Viptela co-founder uses cloud economics and agility to bring a new approach to networking.
This month, start up Graphiant exited stealth mode with a network as a service (NaaS) offering.
While there are many NaaS solutions available to buyers today, most are just a different way to license the products. Instead of paying $1 for the product and an additional 20 cents per year for maintenance, customers now pay anywhere from nothing to 20 cents up front. with a monthly subscription for a certain term, such as 3, 5 or even 7 years.
Subscriptions Change Network Economics But Not Agility
While this shift to subscription provides customers benefits, such as distributing payments over the life of the contract versus big up-front payments, there’s nothing “as a service” about this other than the name.
It’s important to understand that “subscription” and “as a service” have the same payment method but are different. The former enables customers to buy what they did before but purchase it differently. The latter enables much greater network agility as customers can move to an “on demand” network model.
Graphiant provides network customers with a network where “any to any” connectivity can be purchased and provisioned quickly. Customers connect sites or even devices into the Graphiant core network and then can create connections between those locations. Typically, a business would need to buy a mix of hardware and network services and then pick one of the lesser of two evils.
One option is the tried and true “hub-and-spoke,” which is simple in design but highly inefficient as traffic is “hair-pinned” across the WAN. The other is a full or partial mesh where network engineers need to manage a complex mesh of connection tunnels between locations. This uses network resources more efficiently but can be a headache to manage in even a medium-size network.
Graphiant Simplifies “Any to Any” Connectivity Across the WAN
Graphiant can be thought of as a “best of both worlds” as it brings the simplicity of hub and spoke with the benefits of a meshed network. Once a business has its locations connected to the Graphiant network, administrators can create point-to-point connections via the Graphiant portal. This includes connectivity to branches, data centers, and IoT devices but also IaaS and SaaS providers such as Box, Microsoft, AWS and more.
The service is highly secure as well. Graphiant encrypts all traffic before it leaves the customer premises, and it remains encrypted until it reaches the destination.
One of the more interesting aspects of Graphiant is how it leverages the strengths of MPLS but marries it with the agility of SD-WANs. The rise of SD-WANs has created the impression that MPLS services are bad. While they are certainly expensive, they do have some benefits. The Graphiant core is a private network, which brings the privacy of MPLS.

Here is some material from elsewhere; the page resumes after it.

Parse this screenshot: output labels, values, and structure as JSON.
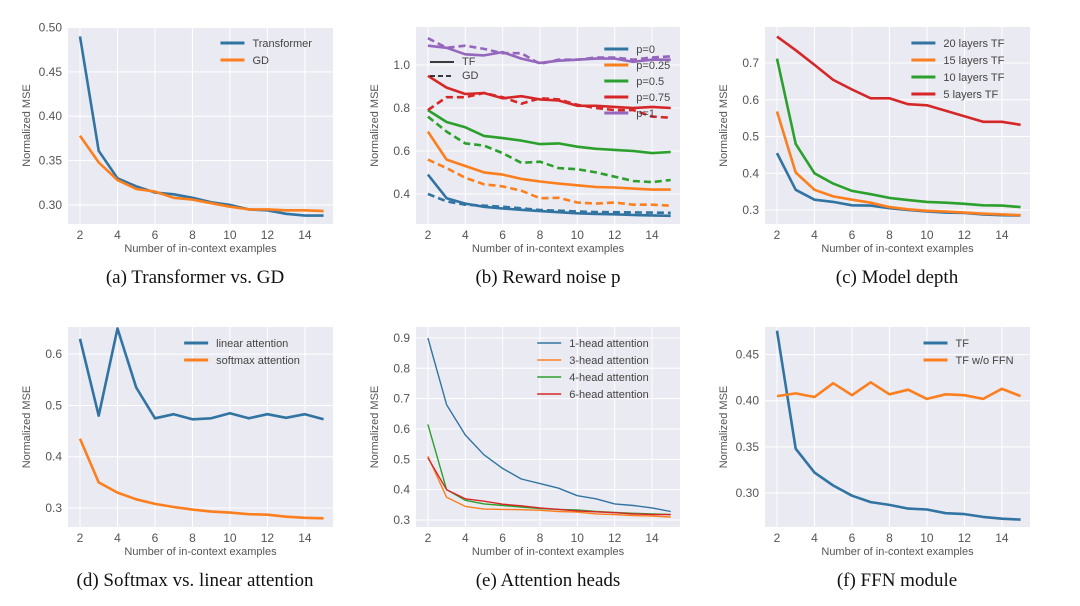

This also means there is no need for the customer to build tunnels, which reduces the processing overhead that often creates a performance drag. Graphiant also uses metadata tags, similar to MPLS path labels, which the Graphiant network uses to move traffic between two points.
B2B Connectivity Made Easy
One of the major benefits of Graphiant is the simplicity it brings to business-to-business (B2B) connectivity. In a world that is become increasingly digital, the need to connect with customers and partners has never been higher.
Historically, B2B connectivity has been a complex task as both companies need to build a DMZ to pass traffic through. These DMZs are then connected, often with static routes, making changes slow and difficult.
Graphiant’s tag-based system enables companies connected to the network to spin up a connection quickly and then shut it down if it’s not needed. Dynamic connectivity has been available within a cloud provider environment but did not extend outside of that service. Graphiant is now introducing this to businesses to create on-demand connections to any point, anywhere.
Digital transformation has made the network a critical business asset. My research found that two-thirds of business leaders believe the network is significantly more important than it was two years ago.
In fact, most of the digital building blocks, such as cloud, mobility and IoT are network-centric, yet most companies are running networks built on legacy networks. The first wave of NaaS solutions brought better economics to the network but Graphiant is bringing a higher level of agility – enabling the network to keep up with digital speeds.